Presque débarrassé de son rôle de Edward Cullen – le dernier volet interviendra en 2012 -, Pattinson commence à lorgner vers un tout autre cinéma, loin des premières places au box-office. Sous les ordres de Francis Lawrence, dans De L’eau pour les éléphants, une première bouture du talent, de la délicatesse du garçon. Un premier film, un premier virage vers d’autres cieux. Car 2012 lance véritablement les hostilités : Bel Ami et surtout Cosmopolis de David Cronenberg. Le ton est donné, l’envie est toute autre pour Pattinson. 

L’ère Cronenberg 

Dans Cosmopolis nous découvrons une autre facette du Britannique : hautain, furieux, magnétique. En surfant sur le chaos, sur la fin du capitalisme, en interprétant ce golden boy persuadé d’être une cible mouvante, Pattinson plaît et prend son monde à contre-pied. Une seconde carrière, un nouveau souffle, une renaissance qui continuera dans Maps to the Stars, toujours sous les ordres de Cronenberg. À Cannes, l’évolution est totale : deux films présentés sur la Croisette, Maps to the Stars et The Rover. Sa nouvelle trajectoire est dorénavant loin des adolescentes en furie. 

Les années passent, les grands cinéastes s’alignent pour embaucher l’ancienne idole des jeunes. Maintenant, il est question d’acteur de cinéma dit d’auteur. Voyez un peu : Werner Herzog, Brady Corbet, James Gray, les frères Safdie, Claire Denis ou encore David Michôd. Une belle brochette de cinéastes de renom qui ne cesse de s’agrandir. Robert Eggers (The Witch), Ciro Guerra (Les Oiseaux de Passage), Antonio Campos et Christopher Nolan sont les prochains sur la liste. Avouez qu’on peut difficilement faire mieux. Mais derrière cette filmographie qui s’étoffe, Pattinson tente un coup que personne n’avait vu venir : un retour dans une franchise. 

La surprise Batman 

Alors quand Robert Pattinson est annoncé pour se glisser dans le costume de Bruce Wayne, les interrogations sont de mise. La toile s’enflamme, les fans décident de lancer une pétition pour remplacer l’acteur. La croisade des aficionados fait rage. Mais rien n’y fait, les producteurs ont décidé et ce sera Robert Pattinson.
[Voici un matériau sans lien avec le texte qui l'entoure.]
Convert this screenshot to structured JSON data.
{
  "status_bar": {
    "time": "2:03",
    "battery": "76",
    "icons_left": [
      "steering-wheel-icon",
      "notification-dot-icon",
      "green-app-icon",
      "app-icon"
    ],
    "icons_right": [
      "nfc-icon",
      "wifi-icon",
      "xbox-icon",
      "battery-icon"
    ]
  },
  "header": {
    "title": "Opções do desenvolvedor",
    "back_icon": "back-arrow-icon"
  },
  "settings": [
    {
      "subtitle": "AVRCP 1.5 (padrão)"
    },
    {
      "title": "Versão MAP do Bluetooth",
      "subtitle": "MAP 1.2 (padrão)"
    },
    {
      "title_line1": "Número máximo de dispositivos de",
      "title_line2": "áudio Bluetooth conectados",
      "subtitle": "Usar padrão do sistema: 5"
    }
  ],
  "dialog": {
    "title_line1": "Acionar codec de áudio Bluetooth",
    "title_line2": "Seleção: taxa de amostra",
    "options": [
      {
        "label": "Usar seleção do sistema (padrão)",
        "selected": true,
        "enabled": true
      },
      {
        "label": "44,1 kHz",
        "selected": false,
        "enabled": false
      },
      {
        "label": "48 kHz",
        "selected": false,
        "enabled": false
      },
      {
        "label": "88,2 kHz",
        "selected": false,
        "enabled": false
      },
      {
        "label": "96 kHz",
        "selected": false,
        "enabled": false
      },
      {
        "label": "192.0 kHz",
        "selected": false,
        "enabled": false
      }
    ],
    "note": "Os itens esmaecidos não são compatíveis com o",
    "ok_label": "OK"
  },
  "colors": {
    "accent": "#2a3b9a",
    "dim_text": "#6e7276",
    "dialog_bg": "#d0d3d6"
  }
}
Lui, si loin des grosses productions, amorce son retour dans le genre populaire, dans la peau d’un super-héros. Quelle surprise ! Pourquoi ce choix scabreux ? 

Le Londonien cultive cette imprévisibilité, des choix aussi surprenants que réfléchis. Batman est peut-être le héros le plus proche de notre espèce, le plus mental, le plus humain à nos yeux. Le choix n’est pas si éloigné de la cohérence dans la trajectoire empruntée par l’acteur de 33 ans. Pattinson surprend et réussit souvent à faire mouche devant la caméra. L’acteur parle d’une trilogie très sombre. Un registre qu’il maîtrise à merveille. 

Le choix de Matt Reeves, futur réalisateur du film Batman, reflète cette confiance qu’un comédien tel que « R-Patz » véhicule dans le show-business. Et même si le rôle de l’homme chauve-souris a tout du cadeau empoisonné, Pattinson connaît les rouages. Des talents perfectionnés, un bagage plus étoffé, il est peut-être le choix évident pour amener une nouvelle fraîcheur au Batman.